The theory behind change and quality improvement is well outlined by Dr John Øvretveit ¹ who, in a report supported by the Health Foundation ², identifies two types of approach: extrinsic, and intrinsic. The extrinsic approaches include centralised government initiatives, economic drivers and professional requirements, while the intrinsic approaches incorporate a range of models and methods that can be put in place by individual organisations. These are known as organisational or industrial approaches because they were originally developed within an organisational or industrial context.

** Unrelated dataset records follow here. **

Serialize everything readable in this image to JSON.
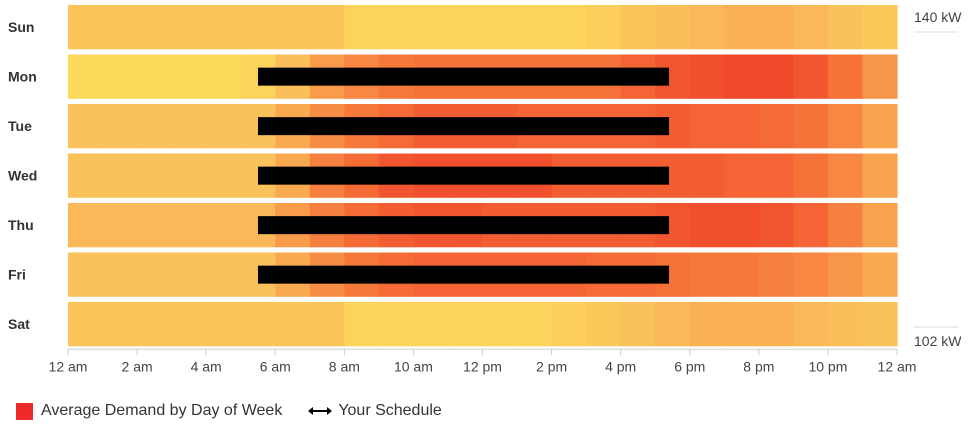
{
  "chart_data": {
    "type": "heatmap",
    "title": "",
    "xlabel": "",
    "ylabel": "",
    "rows": [
      "Sun",
      "Mon",
      "Tue",
      "Wed",
      "Thu",
      "Fri",
      "Sat"
    ],
    "x_range_hours": [
      0,
      24
    ],
    "x_ticks": [
      "12 am",
      "2 am",
      "4 am",
      "6 am",
      "8 am",
      "10 am",
      "12 pm",
      "2 pm",
      "4 pm",
      "6 pm",
      "8 pm",
      "10 pm",
      "12 am"
    ],
    "color_scale": {
      "max_label": "140 kW",
      "min_label": "102 kW",
      "max": 140,
      "min": 102,
      "unit": "kW"
    },
    "values_kw": {
      "Sun": [
        115,
        115,
        115,
        115,
        115,
        115,
        115,
        115,
        110,
        110,
        110,
        110,
        110,
        110,
        110,
        112,
        115,
        117,
        118,
        119,
        119,
        118,
        116,
        114
      ],
      "Mon": [
        108,
        108,
        108,
        108,
        108,
        110,
        117,
        122,
        125,
        127,
        128,
        128,
        128,
        128,
        128,
        128,
        130,
        132,
        133,
        134,
        134,
        132,
        128,
        123
      ],
      "Tue": [
        116,
        116,
        116,
        116,
        116,
        116,
        120,
        124,
        127,
        129,
        131,
        131,
        131,
        130,
        130,
        130,
        130,
        131,
        130,
        130,
        129,
        128,
        125,
        121
      ],
      "Wed": [
        116,
        116,
        116,
        116,
        116,
        116,
        120,
        126,
        129,
        132,
        133,
        133,
        133,
        133,
        131,
        131,
        131,
        131,
        131,
        130,
        130,
        128,
        125,
        121
      ],
      "Thu": [
        118,
        118,
        118,
        118,
        118,
        118,
        122,
        126,
        129,
        131,
        132,
        132,
        131,
        131,
        131,
        131,
        131,
        132,
        133,
        133,
        132,
        130,
        126,
        121
      ],
      "Fri": [
        116,
        116,
        116,
        116,
        116,
        116,
        120,
        124,
        127,
        129,
        130,
        130,
        130,
        130,
        130,
        129,
        129,
        128,
        127,
        127,
        126,
        125,
        123,
        120
      ],
      "Sat": [
        115,
        115,
        115,
        115,
        115,
        115,
        115,
        115,
        110,
        110,
        110,
        110,
        110,
        110,
        112,
        114,
        116,
        118,
        119,
        119,
        119,
        118,
        117,
        116
      ]
    },
    "schedule": {
      "Sun": null,
      "Mon": [
        5.5,
        17.4
      ],
      "Tue": [
        5.5,
        17.4
      ],
      "Wed": [
        5.5,
        17.4
      ],
      "Thu": [
        5.5,
        17.4
      ],
      "Fri": [
        5.5,
        17.4
      ],
      "Sat": null
    },
    "legend": [
      {
        "label": "Average Demand by Day of Week",
        "color": "#ee2a2a",
        "icon": "square-swatch-icon"
      },
      {
        "label": "Your Schedule",
        "color": "#000000",
        "icon": "double-arrow-icon"
      }
    ],
    "legend_position": "bottom-left",
    "grid": false
  }
}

The Health Foundation believes that a combination of extrinsic and intrinsic approaches is needed to ensure sustained improvement. External reward and incentive systems, such as the CQUIN (Commissioning Quality and Innovation) ³ framework (NHS Institute for Innovation and Improvement), are important, but individual organisations can usefully complement these by adopting internal approaches, which involve developing and setting their own goals, with full staff engagement.
Once the goals are set, quality improvement approaches offer organisations a systematic way of implementing change and monitoring progress. Actually initiating change so that services improve can be difficult. There are many reasons for this. One of the important figures, who have worked, both in the USA and worldwide, in analysing the reasons for this, is Don Berwick ⁴, who founded the Institute for Health Improvement (IHI ⁵), in Boston. He has highlighted the failure of audit to make the important impact that we had hoped for. He and others have suggested a different approach termed Total Quality Management (TQM) (among other names, including Six Sigma ⁶) which integrates quality, efficiency and leadership. They have fallen back on work done in industry, particularly by the father of this science, W Edwards Deming ⁷ ⁸, to improve quality, which is based on organisational change.